Flipping through Union newsletters from the 1940s and 50s, I revisited the union/blacklist chapter in Karl Cohen's "Forbidden Animation".

He recounts several moving stories of women and men who stood up to the House UnAmerican Activities Committee and were knocked down for it. Some, like P.D. Eastman went on great success after a few years of hardship.

The stories of Hollywood "turncoats" are well reported, right down to the continued controversy of Elia Kazan's Lifetime Achievement Oscar.

Still, even a loudmouth like me wonders how such a situation would play out today. Would we have the courage to stand against petty tyrants, even with a simple gesture like Bertolt Brecht's who politely answered their questions, implicating no one, with an airline ticket visible in his front pocket.
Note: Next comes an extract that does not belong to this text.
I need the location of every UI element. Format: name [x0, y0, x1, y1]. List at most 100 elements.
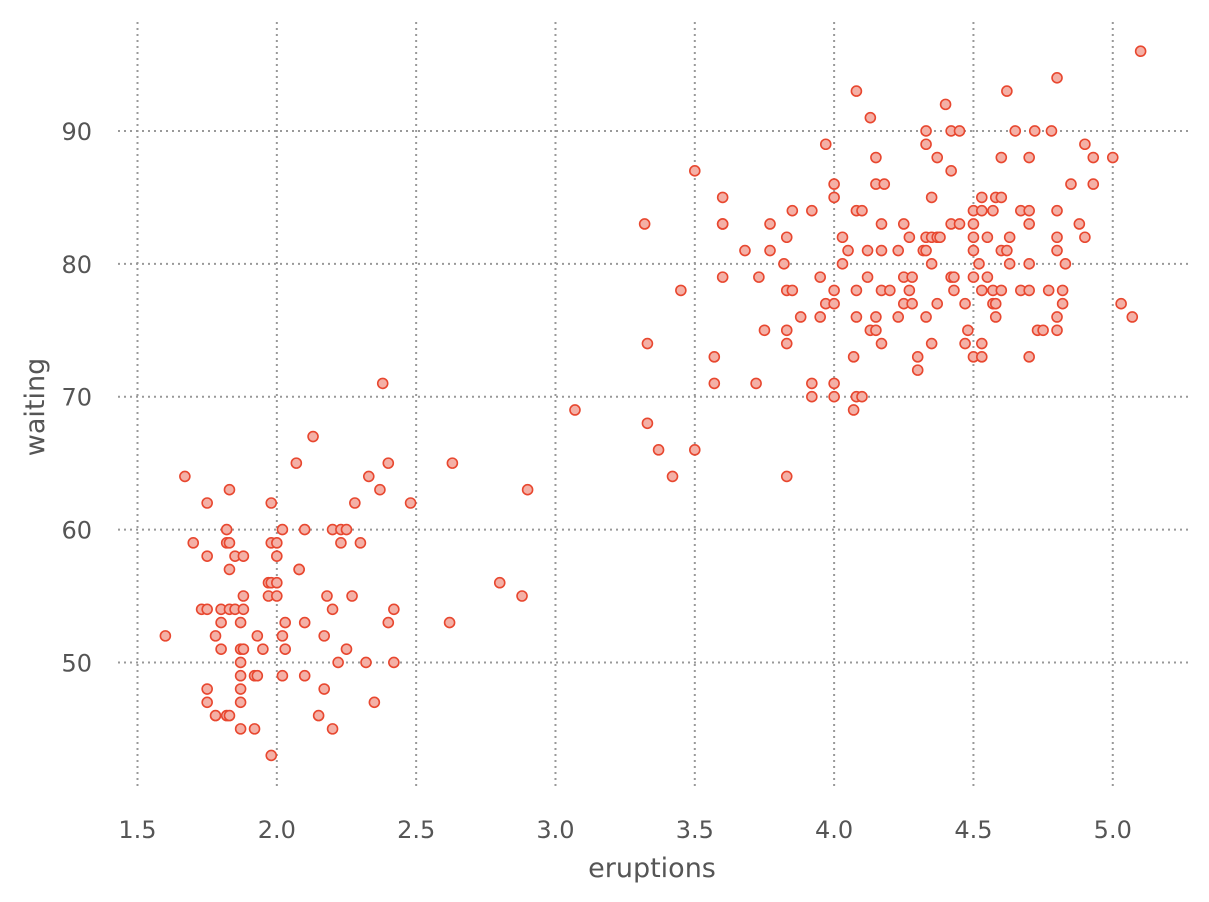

This led me to finally pull down Tom Sito's "Drawing the Line" from the shelf.


Its an invaluable book, and recounts a criminally underrepresented story in the history of our field.

There are major shortcomings, it devolves into a corporate history of the Disney Corporation and Hollywood internecine struggles with little regard for the labor issues involved. Even so, its a well researched, strongly documented work by a man who really knows his stuff.

When I started at The Ink Tank, Ed Smith, Tissa David and Sarah Calogero were still in the union. Local 600 Cameraman's Union. For years they had been part of 841, Motion Picture Screen Cartoonists. The details I don't remember, but I get the feeling the whole operation slowly fizzled out of disinterest.

Like the Blacklist, I wonder what the repercussions of a unionized New York would be.

This is a shortcoming of Tom's book, he doesn't go into post-UPA era in New York City. I believe a study of this era would show how the union functioned (both positively and negatively) and illuminate how it could work today.

I doubt we would be able to function under a union contract. Our productions aren't arranged according the Henry Ford/Walt Disney factory system. An artist will be painting one day, inbetweening the next, then compositing, painting a background, then animating all in one week. Surely, the shop steward would have a lot of reporting to do.

But there are situations in New York (so I hear) that would greatly benefit from a little worker solidarity. Studios who train cameras on their employees, fire artists for missing unpaid production meetings, and paying employees as independent contractors (which is also a violation of Federal and State Labor Law).